Par Lepetitjournal Buenos Aires | Publié le 07/06/2012 à 00:10 | Mis à jour le 20/11/2012 à 10:25

Après quatre ans en Argentine, Yves de Ricaud, Chef du Service Économique Régional "Cône sud", partira fin juillet et prendra un nouveau poste en septembre. Son départ donne l'occasion au Petit Journal de faire le point sur les différentes structures qu'il a contribué à créer

Lepetitjournal.com/Buenos Aires - L'association de femmes d'entrepreneuses Marianne, la Café du commerce, Lucullus, La Cave à Vins sont des associations que vous avez contribué à faire émerger. Quels sont, selon vous, les avantages de se regrouper et de travailler en réseau ?
Tout d'abord, la mission économique est présente dans un pays pour établir avec ses acteurs économiques le maximum de contacts. Plus nous pouvons nous appuyer sur des réseaux diversifiés, mieux il nous est donné de connaître le pays, d'en parler et de se faire connaître. De plus, l'idée de solidarité collective sous le drapeau français transcende l'idée de concurrence entre membres d'une même activité. On créé des liens personnels, on s'échange de l'information sur comment trouver un financement, un partenaire, du personnel. Les échanges sont très forts.
La création de ces différentes structures ne naît pas d'une stratégie particulière. Déjà en Afrique du Sud, l'association de femmes entrepreneuses avaient généré beaucoup d'enthousiasme.

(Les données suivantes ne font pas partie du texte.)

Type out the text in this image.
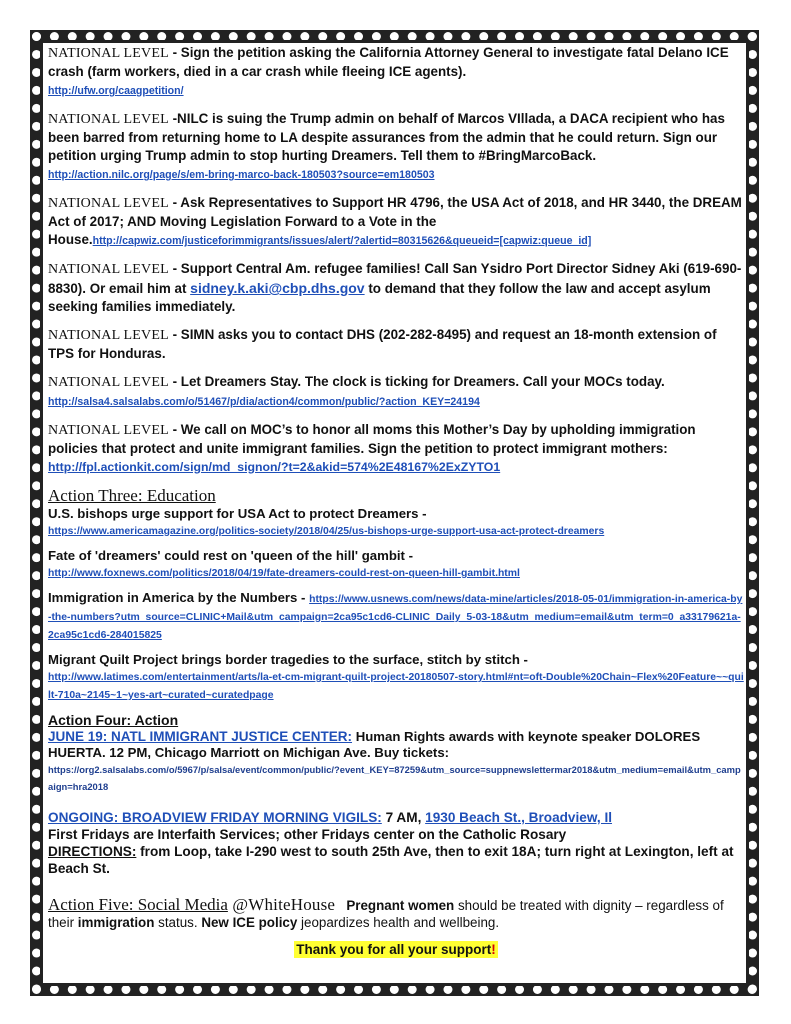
NATIONAL LEVEL - Sign the petition asking the California Attorney General to investigate fatal Delano ICE crash (farm workers, died in a car crash while fleeing ICE agents).
http://ufw.org/caagpetition/

NATIONAL LEVEL -NILC is suing the Trump admin on behalf of Marcos VIllada, a DACA recipient who has been barred from returning home to LA despite assurances from the admin that he could return. Sign our petition urging Trump admin to stop hurting Dreamers. Tell them to #BringMarcoBack.  http://action.nilc.org/page/s/em-bring-marco-back-180503?source=em180503

NATIONAL LEVEL - Ask Representatives to Support HR 4796, the USA Act of 2018, and HR 3440, the DREAM Act of 2017; AND Moving Legislation Forward to a Vote in the House.http://capwiz.com/justiceforimmigrants/issues/alert/?alertid=80315626&queueid=[capwiz:queue_id]

NATIONAL LEVEL - Support Central Am. refugee families! Call San Ysidro Port Director Sidney Aki (619-690-8830). Or email him at sidney.k.aki@cbp.dhs.gov to demand that they follow the law and accept asylum seeking families immediately.

NATIONAL LEVEL - SIMN asks you to contact DHS (202-282-8495) and request an 18-month extension of TPS for Honduras.

NATIONAL LEVEL - Let Dreamers Stay. The clock is ticking for Dreamers. Call your MOCs today. http://salsa4.salsalabs.com/o/51467/p/dia/action4/common/public/?action_KEY=24194

NATIONAL LEVEL - We call on MOC’s to honor all moms this Mother’s Day by upholding immigration policies that protect and unite immigrant families. Sign the petition to protect immigrant mothers: http://fpl.actionkit.com/sign/md_signon/?t=2&akid=574%2E48167%2ExZYTO1

Action Three: Education

U.S. bishops urge support for USA Act to protect Dreamers -
https://www.americamagazine.org/politics-society/2018/04/25/us-bishops-urge-support-usa-act-protect-dreamers

Fate of 'dreamers' could rest on 'queen of the hill' gambit -
http://www.foxnews.com/politics/2018/04/19/fate-dreamers-could-rest-on-queen-hill-gambit.html

Immigration in America by the Numbers - https://www.usnews.com/news/data-mine/articles/2018-05-01/immigration-in-america-by-the-numbers?utm_source=CLINIC+Mail&utm_campaign=2ca95c1cd6-CLINIC_Daily_5-03-18&utm_medium=email&utm_term=0_a33179621a-2ca95c1cd6-284015825

Migrant Quilt Project brings border tragedies to the surface, stitch by stitch -
http://www.latimes.com/entertainment/arts/la-et-cm-migrant-quilt-project-20180507-story.html#nt=oft-Double%20Chain~Flex%20Feature~~quilt-710a~2145~1~yes-art~curated~curatedpage

Action Four: Action

JUNE 19: NATL IMMIGRANT JUSTICE CENTER: Human Rights awards with keynote speaker DOLORES HUERTA. 12 PM, Chicago Marriott on Michigan Ave. Buy tickets:
https://org2.salsalabs.com/o/5967/p/salsa/event/common/public/?event_KEY=87259&utm_source=suppnewslettermar2018&utm_medium=email&utm_campaign=hra2018

ONGOING: BROADVIEW FRIDAY MORNING VIGILS: 7 AM, 1930 Beach St., Broadview, Il
First Fridays are Interfaith Services; other Fridays center on the Catholic Rosary
DIRECTIONS: from Loop, take I-290 west to south 25th Ave, then to exit 18A; turn right at Lexington, left at Beach St.

Action Five: Social Media @WhiteHouse Pregnant women should be treated with dignity – regardless of their immigration status. New ICE policy jeopardizes health and wellbeing.

Thank you for all your support!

En Argentine, le café du commerce a trouvé son public dès la première édition. Comment expliquez-vous ce succès ?
J'avais organisé ce type de rencontres dans d'autres pays et cela avait plus ou moins bien marché. L'édition argentine marche très bien car elle réunit, à chaque fois, 150 à 200 personnes. Cet enthousiasme est surprenant car il semblait exister en Argentine de nombreuses opportunités de sociabilisation et une grande force des réseaux sociaux virtuels. En réalité, il existe une demande de contacts qui n'est pas forcément satisfaite.
La coloration thématique du café du commerce comme le très grand renouvellement de son public -avec de nombreux jeunes arrivés- est l'une des clés du succès. Car le mélange entre les générations marchent bien et les homme d'affaires sont au rendez-vous.

Vous avez réussi à mobiliser la communauté des affaires autour de cet évènement. Peut-on espérer, qu'une fois parti, ces rendez-vous se poursuivent ?
Bien sûr, le café du commerce continuera. La chambre de commerce prend une part déterminante dans son organisation et l'évènement atteint son propre équilibre financier. Chaque réunion propose une thématique différente, chose qui fédère à la fois les jeunes et la communauté des affaires.

Lucullus est une autre association d'énergies que vous avez contribué à mettre en place, quel est le bilan de cette association de chefs français ?
En réalité, une idée prend parfois des proportions inattendues car des personnes deviennent des relais qui font prospérer cette idée. A l'origine, Lucullus devait être une association de chefs qui s'est transformé ?grâce notamment au travail d'Aude Vergos- en une association qui projette vers l'extérieur la gastronomie française. Elle fédère également des importateurs, des boulangers, des restaurateurs... Ce n'est pas seulement une association de toques ! Et elle est ouverte aux Argentins. Son évènement vitrine "La cuisine des chefs" refuse du monde.

Dans la lignée de Lucullus est né La Cave à vins...
C'est en interrogeant les bodegeros de Mendoza que je me suis persuadé que le regroupement de vignerons français ou d'origine française avait un sens et apportait une valeur-ajoutée. Cette french-touch était bien perçue par les argentins. Là aussi l'initiative est passée à un relais privé, Thibault Quirion. L'évènement dégustation organisé chaque année à l'ambassade de France a un succès énorme.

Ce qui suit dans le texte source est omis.